Metade da temporada é passada a negociar. Todo o mês de janeiro, mais as longas semanas entre o final da época e 31 de agosto.

Os jogadores são algo que se transfere: 49,3 por cento dos jogadores analisados a 1 de outubro já tinham passado por um país diferente daquele onde nasceram! A velocidade a que circula a informação, a facilidade de observar jogadores, tudo está reunido para facilitar o negócio.

Em Portugal, FC Porto e Benfica escolheram o caminho do negócio.  Procuram futebolistas relativamente novos, no estrangeiro, e tentam vendê-los dois ou três anos mais tarde. Os dois clubes mantêm relações próximas com fundos de investimento, que ficam com percentagens relevantes dos melhores jogadores.

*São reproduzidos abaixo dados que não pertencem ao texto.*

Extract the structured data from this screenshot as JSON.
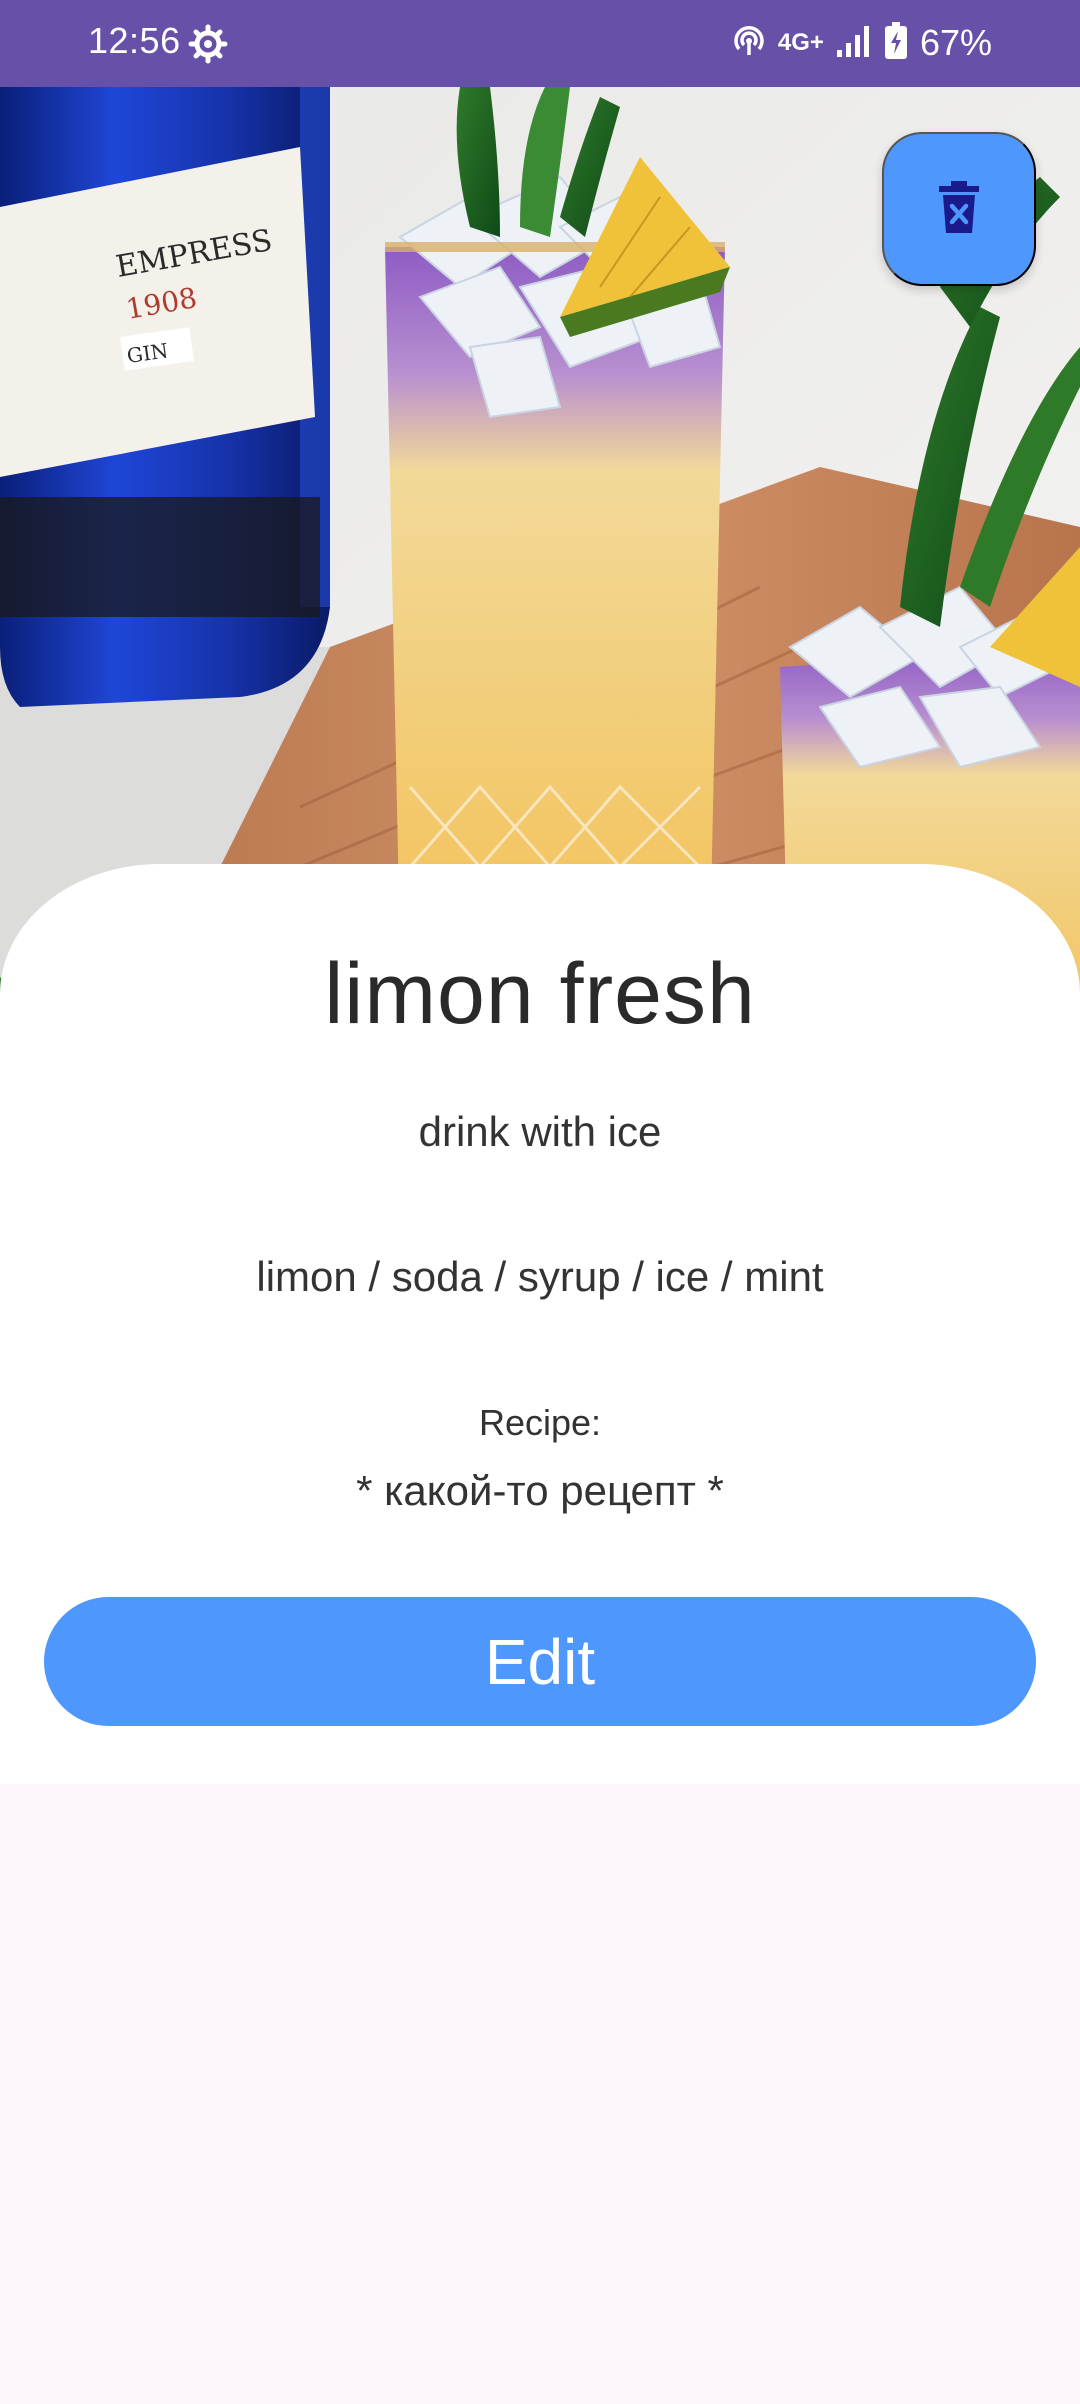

No meio do turbilhão de entradas e saídas, os jogadores da casa raramente dispõem de espaço e tempo.

Como ambos os clubes marcam presença constante na Liga dos Campeões, o modelo não sofre alterações nem é contestado pelos adeptos. Sobrevive à crise e a uma ou outra mudança de treinador.

Apesar disto, as camadas jovens de ambos os emblemas continuam a produzir talento: 69 jogadores formados no Dragão e na Luz atuavam em campeonatos europeus, a 1 de outubro. 

O Sporting é o clube grande que mais espaço dedica aos jogadores formados. O estudo reflete esse ponto. O produto Sporting é apreciado em Alvalade e em outros clubes. 

Foi com uma mistura inteligente entre formação e estrangeiros mais velhos que o Sporting viveu o último período de estabilidade, com Paulo Bento no banco. Nesse tempo manteve-se perto da Liga dos Campeões e discutiu quase sempre o título, Na altura parecia pouco, logo se percebeu que era a base para a estabilidade. O regresso à tranquilidade está a ser conseguido a partir da mesma receita.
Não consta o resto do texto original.